Vache folle: amendes confirmées contre la filière bovine française

By Redazione

 

La Cour européenne de justice (CEJ) a confirmé jeudi près de 12 millions d’euros d’amendes à des fédérations
françaises d’éleveurs et d’abatteurs de boeuf pour entente illégale lors de la crise de la vache folle en 2001.

 Le principal syndicat agricole français, la Fédération nationale des
syndicats d’exploitants agricoles (FNSEA), écope de la plus grosse amende,
d’un montant de 9 millions d’euros.
   La Fédération nationale bovine (FNB) et la Fédération nationale des
producteurs de lait (FNPL) devront s’acquitter de 1,08 million d’euros.

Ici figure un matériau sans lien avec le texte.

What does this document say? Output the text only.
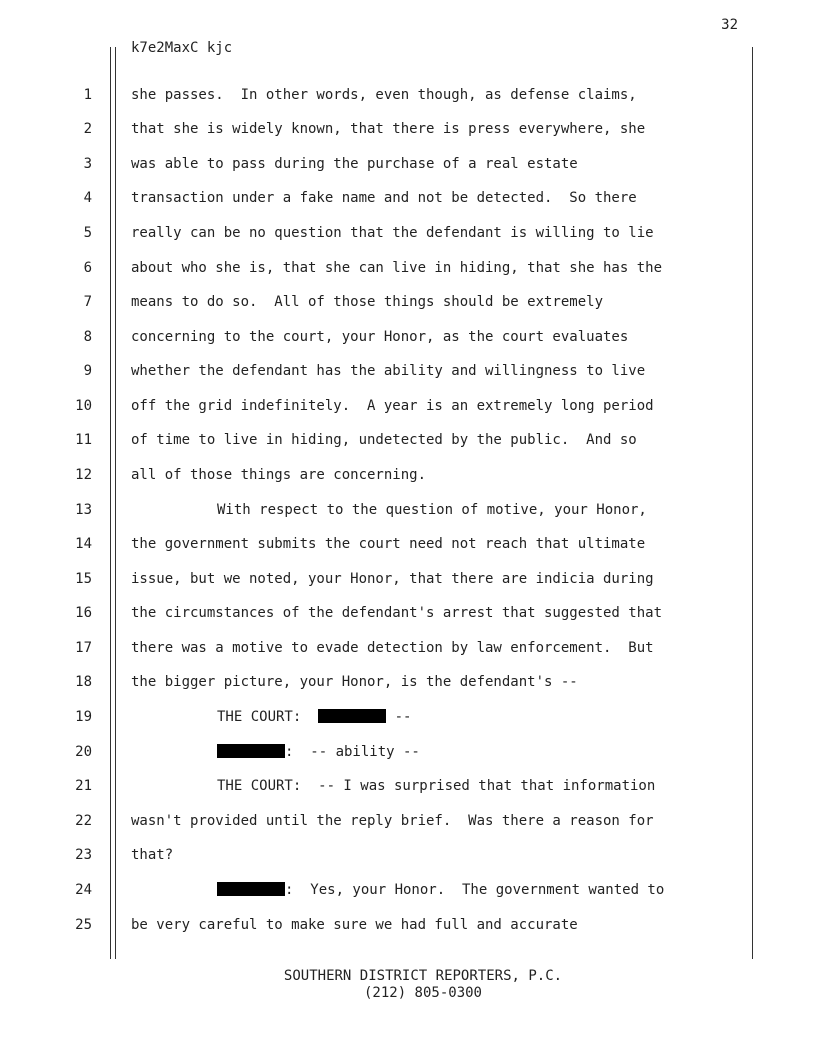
32
k7e2MaxC kjc
1
2
3
4
5
6
7
8
9
10
11
12
13
14
15
16
17
18
19
20
21
22
23
24
25
she passes.  In other words, even though, as defense claims,
that she is widely known, that there is press everywhere, she
was able to pass during the purchase of a real estate
transaction under a fake name and not be detected.  So there
really can be no question that the defendant is willing to lie
about who she is, that she can live in hiding, that she has the
means to do so.  All of those things should be extremely
concerning to the court, your Honor, as the court evaluates
whether the defendant has the ability and willingness to live
off the grid indefinitely.  A year is an extremely long period
of time to live in hiding, undetected by the public.  And so
all of those things are concerning.
With respect to the question of motive, your Honor,
the government submits the court need not reach that ultimate
issue, but we noted, your Honor, that there are indicia during
the circumstances of the defendant's arrest that suggested that
there was a motive to evade detection by law enforcement.  But
the bigger picture, your Honor, is the defendant's --
THE COURT:	--
:  -- ability --
THE COURT:  -- I was surprised that that information
wasn't provided until the reply brief.  Was there a reason for
that?
:  Yes, your Honor.  The government wanted to
be very careful to make sure we had full and accurate
SOUTHERN DISTRICT REPORTERS, P.C.
(212) 805-0300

Les
Jeunes agriculteurs (JA) devront payer 450.000 euros et la Fédération
nationale de la coopération bétail et viande (FNCBV) 360.000 euros.
   La Cour a ainsi confirmé une décision prise par un tribunal de première
instance de la juridiction de Luxembourg, en 2006.
   A l’origine, les amendes avaient été infligées en 2003 par la Commission
européenne. Elles s’élevaient au départ à 16,68 millions d’euros mais avaient
été ramenées à 12 millions d’euros par la justice.
   Bruxelles reproche aux fédérations d’avoir “fixé un prix minimal d’achat
pour certaines catégories de bovins” et “suspendu les importations de viande
bovine en France”. Ce qui constitue une violation du droit européen à la
concurrence.
   L’affaire remonte à l’automne 2001. En pleine crise de la vache folle, des
mesures avaient été prises par l’UE pour soutenir le secteur face à la
diminution de la consommation de viande, jugées toutefois très insuffisantes
en France.
   En octobre 2001, sous la pression d’éleveurs mécontents, quatre fédérations
représentant les éleveurs de bovins, FNSEA, FNB, FNPL et les JA, ainsi que
deux fédérations représentant les abatteurs, la FNCBV et la FNICGV, avaient
conclu un accord sur un prix minimal d’achat pour les bovins et la suspension
de toutes les importations.
   En 2000, la Commission européenne avait levé l’embargo spécifique portant
sur le boeuf britannique décidé en 1996, mais la France l’avait maintenu
jusqu’en 2002.
   Bruxelles s’est félicitée jeudi du jugement de la Cour, estimant que
l’attitude des fédérations avait été “clairement illégale”. Ce “cartel” a
fonctionné de fin octobre 2001 jusqu’à début janvier 2002.
   Les fédérations françaises avaient expliqué avoir voulu “défendre le revenu
des éleveurs”.

Les réactions syndicales
“Inacceptable ! Insupportable ! Scandaleux ! C’est une remise en cause de
notre rôle dans la démocratie et une remise en cause de la liberté syndicale
dont il s’agit”, écrivent dans un communiqué commun la FNSEA, les Jeunes
agriculteurs, la Fédération nationale bovine (FNB) et la FNPLait (producteurs
de lait).

Coop de France
Impliquée dans cette action par solidarité avec les éleveurs gravement touchés et en réponse aux encouragements à la concertation des
Pouvoirs publics, Coop de France Bétail et Viande dénonce un tel acharnement à l’encontre d’une production essentielle et déjà durement
touchée par de nombreuses crises sanitaires et économiques.